Right. Unlike the Florida state government, the Bahamas supports the cruise lines requiring cruise ship passengers to be vaccinated.

Exactly.

'LIKE THE BIBLE'

But only 17 percent of the Bahamas population is fully vaccinated so far.

Years ago here we had typhoid fever. And people were glad to participate, to be vaccinated. But now we have the vaccine for COVID here, and we have sufficient vaccine for everybody — but there are still persons who would prefer to listen to fairy tale stories about vaccination. And social media in the U.S. is no help to that. We’re very near whatever's happening in the U.S., especially in Florida. If they're not doing something we think we should be a part of them, so we're not doing that either.

Fr. Stephen Grant delivering food and relief aid to Hurricane Dorian victims on Grand Bahama Island in the Bahamas in 2019.
Tim Padgett
/
WLRN.org
Fr. Stephen Grant delivering food and relief aid to Hurricane Dorian victims on Grand Bahama Island in the Bahamas in 2019.

The U.S. admittedly has not been the best pandemic example to the world. But isn't it also up to Bahamian leaders to fight that kind of misinformation?

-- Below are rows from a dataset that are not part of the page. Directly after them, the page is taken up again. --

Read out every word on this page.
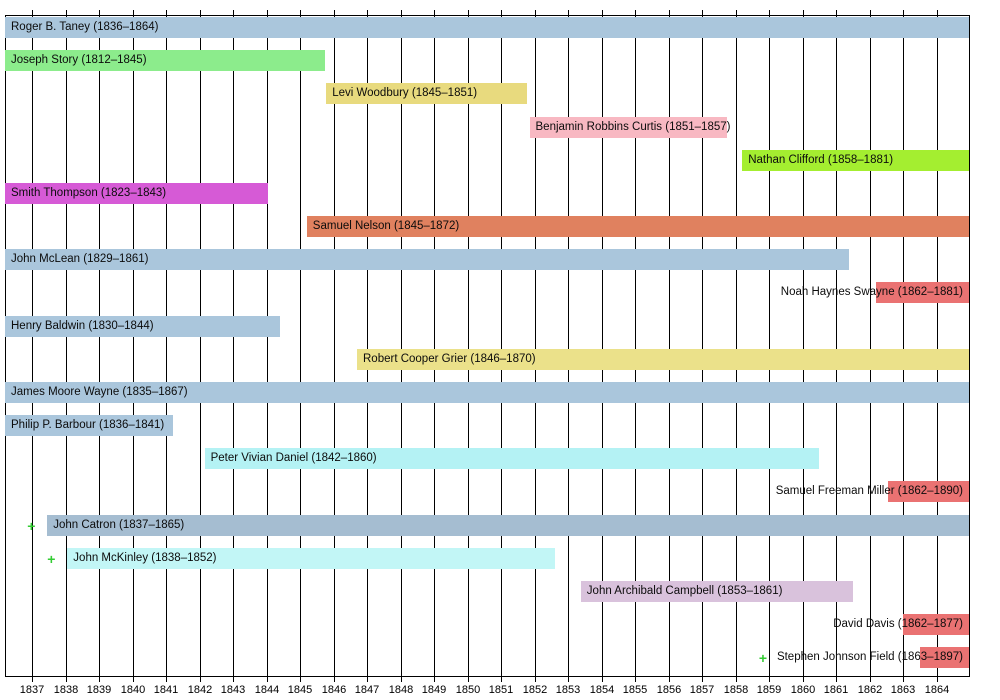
1837 1838 1839 1840 1841 1842 1843 1844 1845 1846 1847 1848 1849 1850 1851 1852 1853 1854 1855 1856 1857 1858 1859 1860 1861 1862 1863 1864
Roger B. Taney (1836–1864)
Joseph Story (1812–1845)
Levi Woodbury (1845–1851)
Benjamin Robbins Curtis (1851–1857)
Nathan Clifford (1858–1881)
Smith Thompson (1823–1843)
Samuel Nelson (1845–1872)
John McLean (1829–1861)
Noah Haynes Swayne (1862–1881)
Henry Baldwin (1830–1844)
Robert Cooper Grier (1846–1870)
James Moore Wayne (1835–1867)
Philip P. Barbour (1836–1841)
Peter Vivian Daniel (1842–1860)
Samuel Freeman Miller (1862–1890)
John Catron (1837–1865)
+
John McKinley (1838–1852)
+
John Archibald Campbell (1853–1861)
David Davis (1862–1877)
Stephen Johnson Field (1863–1897)
+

Yes. We need more education. But I get a good response in my congregation. It's almost like the Bible — that this, it’s what you have to do, get vaccinated, do the things that are necessary for you to survive.

Father, you're a pastor, and I'm curious to know the role you feel faith has played in getting the Bahamas through the double gut punch of Hurricane Dorian and COVID-19.

Everyone is born for a time like this. Dorian destroyed the eastern part of Grand Bahama, but there are persons who are willing to go back home there and trust God for when the next situation comes. The faith of our people is very strong as a family island people. We’ll pull together to overcome Dorian and COVID as well.